The federal government should provide subsidies to help low-income people buy insurance. For low-income people, there should be medical insurance for the poor.

In order to reduce the huge cost burden of medical insurance for the elderly, Obama proposed to reform the payment method and replace the traditional payment method with value-based payment method.

Although the medical reform in the United States seems to have found an excellent opportunity, the real progress is still difficult and controversial. Since June, Obama has lobbied and debated his new health care reform policy on many occasions. According to The New York Times's analysis, the focus of the debate is on two issues: one is how much this huge medical reform plan will cost; The second is to establish a government-run medical insurance plan to cover all the uninsured people at present, and whether it will change the "free market" values in the United States.
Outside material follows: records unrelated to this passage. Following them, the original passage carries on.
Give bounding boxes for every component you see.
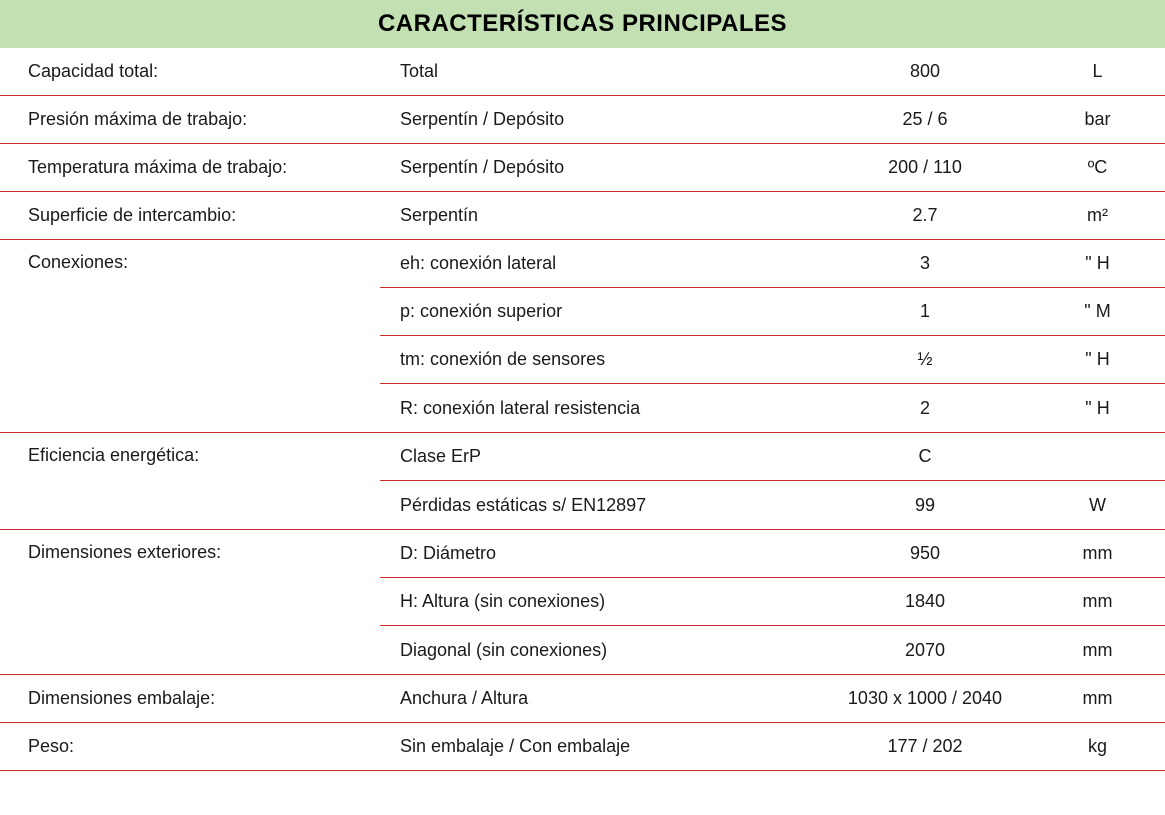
row-value: 950 xyxy=(800,543,1050,564)
row-unit: W xyxy=(1050,495,1165,516)
row-desc: Anchura / Altura xyxy=(380,676,800,721)
row-value: C xyxy=(800,446,1050,467)
row-desc: Pérdidas estáticas s/ EN12897 xyxy=(380,483,800,528)
row-value: 2070 xyxy=(800,640,1050,661)
row-desc: Sin embalaje / Con embalaje xyxy=(380,724,800,769)
table-row-group: Conexiones:eh: conexión lateral3" Hp: co… xyxy=(0,240,1165,433)
table-sub-row: Diagonal (sin conexiones)2070mm xyxy=(380,626,1165,674)
row-value: ½ xyxy=(800,349,1050,370)
row-desc: Serpentín xyxy=(380,193,800,238)
row-value: 2.7 xyxy=(800,205,1050,226)
row-value: 3 xyxy=(800,253,1050,274)
table-row: Peso:Sin embalaje / Con embalaje177 / 20… xyxy=(0,723,1165,771)
row-label: Superficie de intercambio: xyxy=(0,193,380,238)
row-label: Capacidad total: xyxy=(0,49,380,94)
row-label: Presión máxima de trabajo: xyxy=(0,97,380,142)
table-row: Dimensiones embalaje:Anchura / Altura103… xyxy=(0,675,1165,723)
table-sub-row: D: Diámetro950mm xyxy=(380,530,1165,578)
row-unit: L xyxy=(1050,61,1165,82)
row-value: 99 xyxy=(800,495,1050,516)
table-row-group: Eficiencia energética:Clase ErPCPérdidas… xyxy=(0,433,1165,530)
row-value: 2 xyxy=(800,398,1050,419)
sub-rows: Clase ErPCPérdidas estáticas s/ EN128979… xyxy=(380,433,1165,529)
row-value: 1030 x 1000 / 2040 xyxy=(800,688,1050,709)
table-row: Capacidad total:Total800L xyxy=(0,48,1165,96)
row-label: Dimensiones embalaje: xyxy=(0,676,380,721)
table-row: Superficie de intercambio:Serpentín2.7m² xyxy=(0,192,1165,240)
row-unit: " H xyxy=(1050,349,1165,370)
row-label: Dimensiones exteriores: xyxy=(0,530,380,674)
row-value: 25 / 6 xyxy=(800,109,1050,130)
row-unit: " H xyxy=(1050,398,1165,419)
sub-rows: D: Diámetro950mmH: Altura (sin conexione… xyxy=(380,530,1165,674)
table-sub-row: R: conexión lateral resistencia2" H xyxy=(380,384,1165,432)
table-row: Temperatura máxima de trabajo:Serpentín … xyxy=(0,144,1165,192)
table-sub-row: Pérdidas estáticas s/ EN1289799W xyxy=(380,481,1165,529)
row-unit: kg xyxy=(1050,736,1165,757)
row-desc: D: Diámetro xyxy=(380,531,800,576)
table-title: CARACTERÍSTICAS PRINCIPALES xyxy=(0,0,1165,48)
row-unit: ºC xyxy=(1050,157,1165,178)
row-unit: mm xyxy=(1050,543,1165,564)
row-unit: m² xyxy=(1050,205,1165,226)
spec-table: CARACTERÍSTICAS PRINCIPALES Capacidad to… xyxy=(0,0,1165,771)
row-value: 1840 xyxy=(800,591,1050,612)
row-label: Temperatura máxima de trabajo: xyxy=(0,145,380,190)
row-value: 200 / 110 xyxy=(800,157,1050,178)
row-label: Eficiencia energética: xyxy=(0,433,380,529)
row-desc: p: conexión superior xyxy=(380,289,800,334)
table-row-group: Dimensiones exteriores:D: Diámetro950mmH… xyxy=(0,530,1165,675)
row-desc: eh: conexión lateral xyxy=(380,241,800,286)
table-sub-row: p: conexión superior1" M xyxy=(380,288,1165,336)
row-desc: R: conexión lateral resistencia xyxy=(380,386,800,431)
row-label: Peso: xyxy=(0,724,380,769)
row-unit: mm xyxy=(1050,688,1165,709)
table-sub-row: tm: conexión de sensores½" H xyxy=(380,336,1165,384)
row-unit: " M xyxy=(1050,301,1165,322)
table-sub-row: H: Altura (sin conexiones)1840mm xyxy=(380,578,1165,626)
row-value: 1 xyxy=(800,301,1050,322)
row-unit: mm xyxy=(1050,640,1165,661)
row-desc: Clase ErP xyxy=(380,434,800,479)
row-desc: tm: conexión de sensores xyxy=(380,337,800,382)
row-value: 800 xyxy=(800,61,1050,82)
row-desc: H: Altura (sin conexiones) xyxy=(380,579,800,624)
table-body: Capacidad total:Total800LPresión máxima … xyxy=(0,48,1165,771)
table-row: Presión máxima de trabajo:Serpentín / De… xyxy=(0,96,1165,144)
table-sub-row: eh: conexión lateral3" H xyxy=(380,240,1165,288)
row-desc: Serpentín / Depósito xyxy=(380,97,800,142)
row-desc: Total xyxy=(380,49,800,94)
sub-rows: eh: conexión lateral3" Hp: conexión supe… xyxy=(380,240,1165,432)
row-value: 177 / 202 xyxy=(800,736,1050,757)
row-label: Conexiones: xyxy=(0,240,380,432)
row-desc: Serpentín / Depósito xyxy=(380,145,800,190)
row-unit: mm xyxy=(1050,591,1165,612)
row-unit: " H xyxy=(1050,253,1165,274)
row-unit: bar xyxy=(1050,109,1165,130)
row-desc: Diagonal (sin conexiones) xyxy=(380,628,800,673)
table-sub-row: Clase ErPC xyxy=(380,433,1165,481)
The US Congressional Budget Office initially estimated that the medical reform plan would cost 1 trillion dollars, which inevitably touched the nerves of taxpayers in the economic crisis and caused great resistance. Because it means that employers will pay more premiums or increase taxes. Later, it was planned to adjust and slim down to 200 billion US dollars. However, opponents of the party and the American Medical Association still refused to buy it. The bigger difference is that Obama's universal health insurance will be implemented through the establishment of a government-run medical insurance plan, because it touches the value concept of the "free market" in the United States and also touches the interests of special interest groups, especially the insurance industry. These will be fatal obstacles for the United States to promote medical reform, and this is not the only obstacle at present.
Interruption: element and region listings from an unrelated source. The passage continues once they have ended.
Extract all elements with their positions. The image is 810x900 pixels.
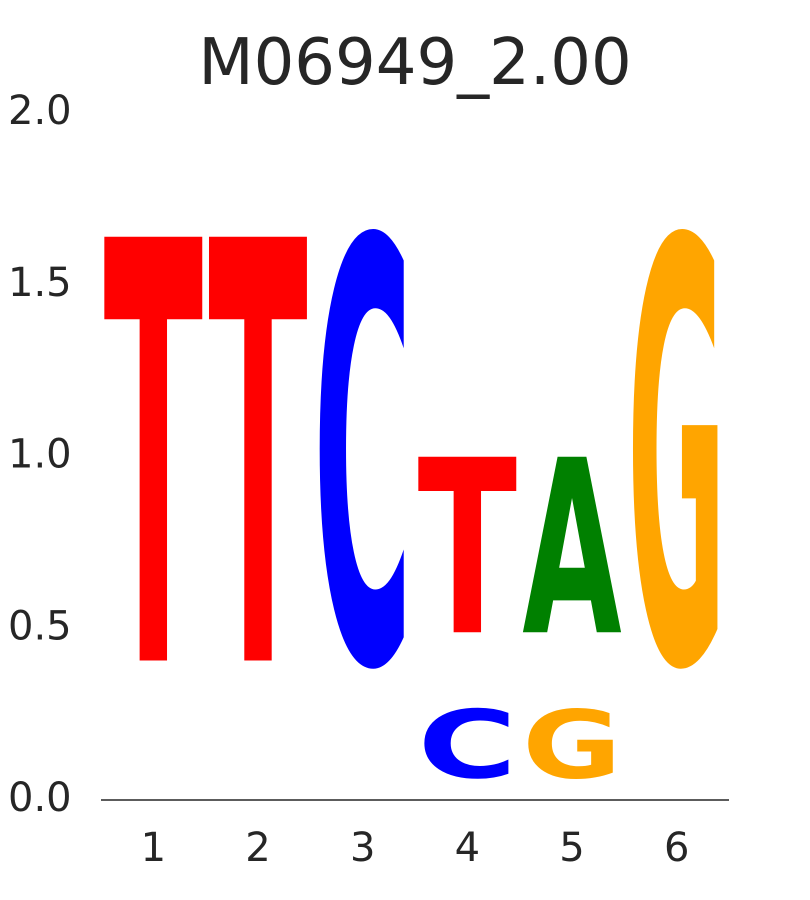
- letter: A: [522, 409, 621, 690]
- y-tick-label: 1.5: [8, 260, 72, 306]
- letter: T: [418, 408, 517, 689]
- y-tick-label: 2.0: [8, 88, 72, 134]
- x-tick-label: 4: [455, 825, 480, 871]
- y-tick-label: 1.0: [8, 432, 72, 478]
- x-tick-label: 1: [141, 825, 166, 871]
- chart-title: M06949_2.00: [198, 26, 631, 100]
- letter: C: [313, 121, 412, 799]
- letter: C: [418, 691, 517, 800]
- x-tick-label: 3: [350, 825, 375, 871]
- letter: T: [208, 121, 308, 797]
- letter: T: [104, 121, 204, 797]
- x-tick-label: 5: [559, 825, 584, 871]
- letter: G: [522, 690, 621, 800]
- letter: G: [627, 122, 726, 799]
- x-tick-label: 6: [664, 825, 689, 871]
- y-tick-label: 0.5: [8, 603, 72, 649]
- y-tick-label: 0.0: [8, 775, 72, 821]
- x-tick-label: 2: [245, 825, 270, 871]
A most developed country has spent the most expensive medical expenses, but it is the only developed country that has not achieved universal medical security.
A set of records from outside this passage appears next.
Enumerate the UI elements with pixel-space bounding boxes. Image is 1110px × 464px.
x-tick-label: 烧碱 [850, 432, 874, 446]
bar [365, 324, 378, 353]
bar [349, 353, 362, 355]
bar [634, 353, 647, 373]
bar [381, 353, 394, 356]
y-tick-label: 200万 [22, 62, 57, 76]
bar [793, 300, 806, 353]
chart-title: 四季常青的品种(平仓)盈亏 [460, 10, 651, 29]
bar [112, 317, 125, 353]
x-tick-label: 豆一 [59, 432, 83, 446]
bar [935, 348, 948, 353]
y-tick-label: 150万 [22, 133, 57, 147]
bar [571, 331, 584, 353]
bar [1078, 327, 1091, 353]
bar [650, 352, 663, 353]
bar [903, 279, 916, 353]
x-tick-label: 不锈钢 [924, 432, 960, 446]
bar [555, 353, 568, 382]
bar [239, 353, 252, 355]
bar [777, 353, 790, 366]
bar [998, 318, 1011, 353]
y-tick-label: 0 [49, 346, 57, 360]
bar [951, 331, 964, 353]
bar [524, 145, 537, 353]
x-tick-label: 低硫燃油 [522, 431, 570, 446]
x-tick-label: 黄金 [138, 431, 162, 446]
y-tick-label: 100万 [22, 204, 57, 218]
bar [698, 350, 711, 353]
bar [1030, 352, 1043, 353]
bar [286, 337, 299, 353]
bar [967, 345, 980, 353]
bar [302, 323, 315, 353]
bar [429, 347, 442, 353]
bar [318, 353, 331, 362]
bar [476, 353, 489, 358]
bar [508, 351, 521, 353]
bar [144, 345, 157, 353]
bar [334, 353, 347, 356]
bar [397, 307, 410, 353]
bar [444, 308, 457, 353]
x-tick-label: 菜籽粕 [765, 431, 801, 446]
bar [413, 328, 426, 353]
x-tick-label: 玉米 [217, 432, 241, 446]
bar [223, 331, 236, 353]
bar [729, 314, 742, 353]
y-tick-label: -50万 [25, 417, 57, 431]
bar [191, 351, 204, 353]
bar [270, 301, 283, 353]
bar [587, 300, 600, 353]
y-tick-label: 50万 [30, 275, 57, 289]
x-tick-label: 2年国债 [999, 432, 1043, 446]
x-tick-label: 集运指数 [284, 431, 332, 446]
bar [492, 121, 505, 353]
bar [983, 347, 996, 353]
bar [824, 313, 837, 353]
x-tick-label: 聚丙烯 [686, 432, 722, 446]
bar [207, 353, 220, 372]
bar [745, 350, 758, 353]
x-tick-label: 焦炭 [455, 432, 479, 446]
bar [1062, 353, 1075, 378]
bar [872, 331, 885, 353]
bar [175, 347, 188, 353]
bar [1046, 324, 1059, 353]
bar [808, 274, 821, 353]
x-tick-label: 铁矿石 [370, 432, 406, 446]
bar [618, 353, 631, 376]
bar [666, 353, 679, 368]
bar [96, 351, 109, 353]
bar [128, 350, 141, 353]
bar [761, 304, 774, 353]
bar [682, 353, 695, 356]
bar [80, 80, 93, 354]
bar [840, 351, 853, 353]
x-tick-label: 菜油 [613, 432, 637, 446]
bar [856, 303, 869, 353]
Although the United States is considered as the most liberal and open country in the world, it is also a country with a very clear value orientation. For specific political and cultural reasons, the United States has a neurotic fear of "socialism".

It is special interest groups that play a greater and more realistic role than ideology. Every social group can have its own legitimate interests, not called "special interest groups". The so-called "special interest group" refers to a group that accounts for a very small proportion of the population, but has far greater influence on policies than its population size, and uses its policy influence to vigorously safeguard policies that are beneficial to itself but contrary to social welfare.

Which interest groups oppose medical reform? It depends on which groups are hurt by medical reform. In order to achieve "low cost and wide coverage" in American medical reform, there are mainly three interest groups that suffer:

First, commercial insurance companies, because commercial insurance relies on "skimming cream" to make profits, only pick out people with high income and good health to sell insurance, which damages the function of medical insurance itself to spread risks and adjust income distribution, and realizing "universal medical insurance" is bound to squeeze the wishful thinking of commercial insurance companies;

Second, in order to control costs, pharmaceutical companies will inevitably use more cheap and effective applicable drugs and technologies, so that the profit margin of pharmaceutical companies will be greatly reduced;

Third, doctors' associations, which are different from those in China, have low remuneration. In the United States, doctors are the most respected profession, and doctors' associations are also worried that medical reform will harm the interests of doctors.

Throughout American history, the abortion of medical insurance plan is the result of the joint action of commercial insurance, pharmaceutical companies and medical associations. In order to safeguard their vested interests, they formed a powerful lobbying group outside the hospital, and through the agents in Congress and the government, they made repeated medical reform efforts go up in smoke.